C-Y Liu, O. Chong, A. Chatterjee, Y. Yang, O. Chong, Y. Li
Arizona State University,
United States
Keywords: high-tech manufacturing, physical systems, operational efficiency, spatial constraints, autonomous engineering design framework
Summary:
In high-tech manufacturing, physical systems are integral to maintaining operational efficiency and safety but face significant challenges from spatial constraints and multifunctional requirements, leading to frequent pipeline and electrical routing conflicts. To combat these disruptions and enhance system resilience, this paper proposes an innovative Autonomous Engineering Design Framework that harnesses artificial intelligence (AI) and large language model (LLM) to optimize system integration and conflict resolution.

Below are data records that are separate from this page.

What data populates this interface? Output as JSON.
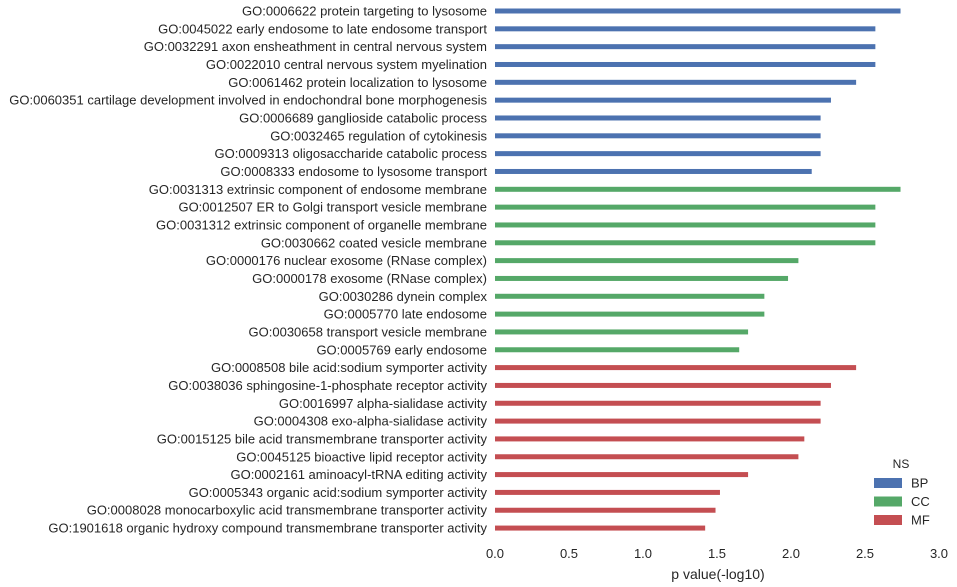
{
  "chart_data": {
    "type": "bar",
    "orientation": "horizontal",
    "xlabel": "p value(-log10)",
    "xlim": [
      0.0,
      3.0
    ],
    "xticks": [
      "0.0",
      "0.5",
      "1.0",
      "1.5",
      "2.0",
      "2.5",
      "3.0"
    ],
    "grid": false,
    "legend": {
      "title": "NS",
      "placement": "bottom-right",
      "entries": [
        {
          "name": "BP",
          "color": "#4c72b0"
        },
        {
          "name": "CC",
          "color": "#55a868"
        },
        {
          "name": "MF",
          "color": "#c44e52"
        }
      ]
    },
    "categories": [
      {
        "label": "GO:0006622 protein targeting to lysosome",
        "ns": "BP",
        "value": 2.74
      },
      {
        "label": "GO:0045022 early endosome to late endosome transport",
        "ns": "BP",
        "value": 2.57
      },
      {
        "label": "GO:0032291 axon ensheathment in central nervous system",
        "ns": "BP",
        "value": 2.57
      },
      {
        "label": "GO:0022010 central nervous system myelination",
        "ns": "BP",
        "value": 2.57
      },
      {
        "label": "GO:0061462 protein localization to lysosome",
        "ns": "BP",
        "value": 2.44
      },
      {
        "label": "GO:0060351 cartilage development involved in endochondral bone morphogenesis",
        "ns": "BP",
        "value": 2.27
      },
      {
        "label": "GO:0006689 ganglioside catabolic process",
        "ns": "BP",
        "value": 2.2
      },
      {
        "label": "GO:0032465 regulation of cytokinesis",
        "ns": "BP",
        "value": 2.2
      },
      {
        "label": "GO:0009313 oligosaccharide catabolic process",
        "ns": "BP",
        "value": 2.2
      },
      {
        "label": "GO:0008333 endosome to lysosome transport",
        "ns": "BP",
        "value": 2.14
      },
      {
        "label": "GO:0031313 extrinsic component of endosome membrane",
        "ns": "CC",
        "value": 2.74
      },
      {
        "label": "GO:0012507 ER to Golgi transport vesicle membrane",
        "ns": "CC",
        "value": 2.57
      },
      {
        "label": "GO:0031312 extrinsic component of organelle membrane",
        "ns": "CC",
        "value": 2.57
      },
      {
        "label": "GO:0030662 coated vesicle membrane",
        "ns": "CC",
        "value": 2.57
      },
      {
        "label": "GO:0000176 nuclear exosome (RNase complex)",
        "ns": "CC",
        "value": 2.05
      },
      {
        "label": "GO:0000178 exosome (RNase complex)",
        "ns": "CC",
        "value": 1.98
      },
      {
        "label": "GO:0030286 dynein complex",
        "ns": "CC",
        "value": 1.82
      },
      {
        "label": "GO:0005770 late endosome",
        "ns": "CC",
        "value": 1.82
      },
      {
        "label": "GO:0030658 transport vesicle membrane",
        "ns": "CC",
        "value": 1.71
      },
      {
        "label": "GO:0005769 early endosome",
        "ns": "CC",
        "value": 1.65
      },
      {
        "label": "GO:0008508 bile acid:sodium symporter activity",
        "ns": "MF",
        "value": 2.44
      },
      {
        "label": "GO:0038036 sphingosine-1-phosphate receptor activity",
        "ns": "MF",
        "value": 2.27
      },
      {
        "label": "GO:0016997 alpha-sialidase activity",
        "ns": "MF",
        "value": 2.2
      },
      {
        "label": "GO:0004308 exo-alpha-sialidase activity",
        "ns": "MF",
        "value": 2.2
      },
      {
        "label": "GO:0015125 bile acid transmembrane transporter activity",
        "ns": "MF",
        "value": 2.09
      },
      {
        "label": "GO:0045125 bioactive lipid receptor activity",
        "ns": "MF",
        "value": 2.05
      },
      {
        "label": "GO:0002161 aminoacyl-tRNA editing activity",
        "ns": "MF",
        "value": 1.71
      },
      {
        "label": "GO:0005343 organic acid:sodium symporter activity",
        "ns": "MF",
        "value": 1.52
      },
      {
        "label": "GO:0008028 monocarboxylic acid transmembrane transporter activity",
        "ns": "MF",
        "value": 1.49
      },
      {
        "label": "GO:1901618 organic hydroxy compound transmembrane transporter activity",
        "ns": "MF",
        "value": 1.42
      }
    ]
  }
}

This framework is meticulously designed to support automated and dynamic design adaptations, allowing physical systems to respond efficiently to changing operational demands and environmental conditions. It can integrate advanced conflict resolution algorithms and leverage IoT technology for real-time system monitoring and adaptation, thus significantly reducing downtime and enhancing overall system efficiency. The framework employs a modular approach, where components can be independently updated or replaced, facilitating ongoing enhancements and scalability without disrupting existing operations. The framework's illustrates the transformative potential of AI and LLM in engineering design processes, emphasizing the need for continuous technological integration to shield high-tech manufacturing environments against complex and evolving challenges. Future research will focus on expanding the framework's application across various industries and continuously enhancing its capabilities to address new and emerging challenges. This ongoing development will explore the integration of newer AI methodologies and predictive analytics, aiming to further refine the framework's adaptiveness and effectiveness in dynamic industrial settings.